# Surprise package from Israel



## JTslinger (Jan 26, 2015)

I was very shocked to recieve a package in the mail today all the way from Jeruselem from TheNewSlingShotGuy. The package contained four packages of "Kugelach" and a set of his pseudo-tapered balloon bands.

I look forward to trying both out this weekend on some fresh cans. My work day can end soon enough.


----------



## treefork (Feb 1, 2010)

Congratulations. One member helping out another .


----------



## JTslinger (Jan 26, 2015)

Those cubes absolutely destroy cans.!


----------



## treefork (Feb 1, 2010)

JTslinger said:


> Those cubes absolutely destroy cans.!


What are they normally used for ?


----------



## ghost0311/8541 (Jan 6, 2013)

treefork said:


> JTslinger said:
> 
> 
> > Those cubes absolutely destroy cans.!
> ...


yes inquiring minds want to know.


----------



## JTslinger (Jan 26, 2015)

ghost0311/8541 said:


> treefork said:
> 
> 
> > JTslinger said:
> ...


Apparently they are for a game called "five stones." No idea how to play it.


----------



## reset (Apr 13, 2013)

Same game as Jacks only with lil blocks instead of the crossbones. Im thinking the crossbones are easier to grab during play.


----------



## zippo (Jul 9, 2014)

The words on the package mean "Five stones", and i haven't seen one of these packages for about 19 years.. He is a nice guy.
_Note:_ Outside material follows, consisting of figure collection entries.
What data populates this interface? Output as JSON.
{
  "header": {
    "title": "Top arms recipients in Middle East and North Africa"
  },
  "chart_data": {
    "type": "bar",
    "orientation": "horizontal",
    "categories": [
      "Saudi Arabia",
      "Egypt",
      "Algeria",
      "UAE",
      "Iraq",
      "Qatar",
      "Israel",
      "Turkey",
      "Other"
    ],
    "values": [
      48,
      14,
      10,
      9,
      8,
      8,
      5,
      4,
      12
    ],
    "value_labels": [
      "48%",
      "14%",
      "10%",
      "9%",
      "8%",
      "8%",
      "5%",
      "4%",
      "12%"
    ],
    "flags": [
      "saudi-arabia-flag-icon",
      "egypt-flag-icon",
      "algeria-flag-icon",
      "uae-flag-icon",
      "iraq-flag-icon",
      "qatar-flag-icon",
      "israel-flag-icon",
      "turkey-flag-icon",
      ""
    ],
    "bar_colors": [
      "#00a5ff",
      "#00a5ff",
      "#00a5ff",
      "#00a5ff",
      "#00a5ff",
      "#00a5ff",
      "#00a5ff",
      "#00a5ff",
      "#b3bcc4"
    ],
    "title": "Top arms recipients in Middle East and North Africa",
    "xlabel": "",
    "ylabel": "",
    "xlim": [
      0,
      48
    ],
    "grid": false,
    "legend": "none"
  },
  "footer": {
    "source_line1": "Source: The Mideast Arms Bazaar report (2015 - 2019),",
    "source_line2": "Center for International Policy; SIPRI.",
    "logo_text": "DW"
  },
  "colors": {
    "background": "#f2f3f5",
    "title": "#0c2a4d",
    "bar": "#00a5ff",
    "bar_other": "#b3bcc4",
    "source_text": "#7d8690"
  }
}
I dont remember how to play the game..

(im from israel too)


----------



## leon13 (Oct 4, 2012)

So cool to See trades and I like the setup of the balloons 
Cheers


----------



## Nobodo (Nov 5, 2014)

I had never heard of Kugelach so got curious, drove to the library, consulted the Encyclopedia Brittanica volume "J-K", took it over to the mimeograph machine, ripped out the page and ran it through the machine, waited for the purple ink to dry, taped the page back in the encyclopedia, brought the mimeo home, read it.

It turns out it is a game where you have to pick up increasing numbers of stones in the palm of your hand at the same time you throw up a stone and catch it on the back of your hand. Apparently it progresses until you throw and try to catch all 5 stones on the back of your hand.
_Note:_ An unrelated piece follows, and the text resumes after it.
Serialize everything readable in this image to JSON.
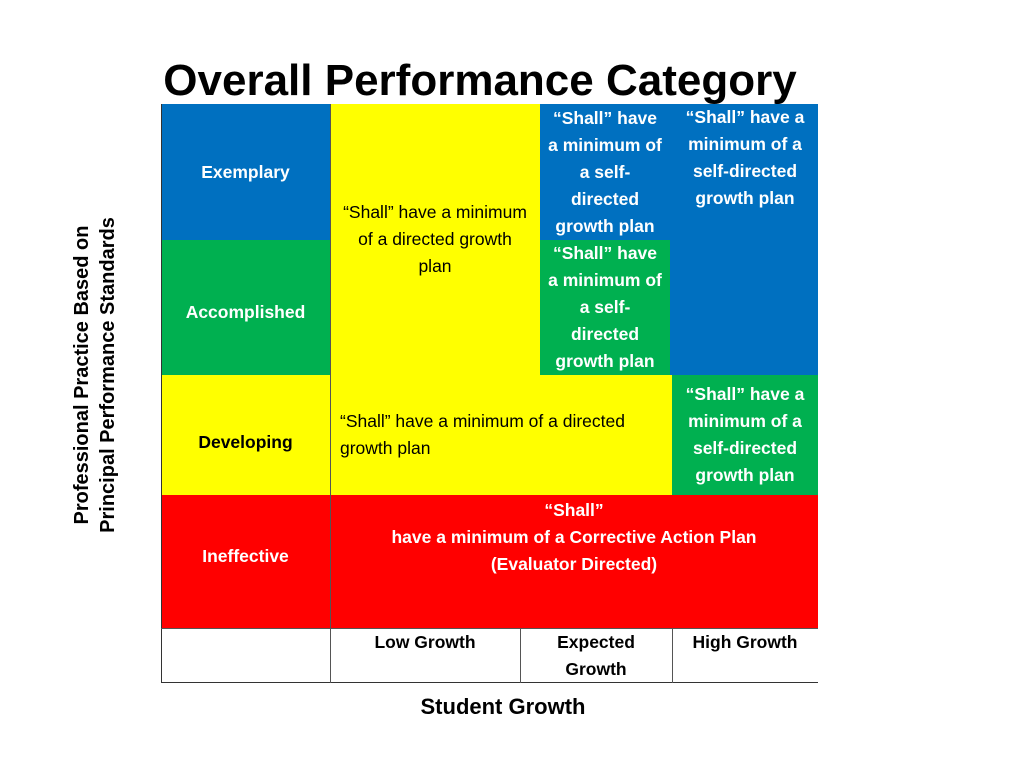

Sounds challenging, but also potentially painful. I guess maybe the games girls play called "jacks" was derived from it but modified for less pain.

But oh, that mimeograph smell. Mmmmmmm.


----------



## JTslinger (Jan 26, 2015)

The metal cubes make pretty excellent can cutting ammo. I want to try out the bands tonight after the kiddos go to bed. I will try to video the shooting session.


----------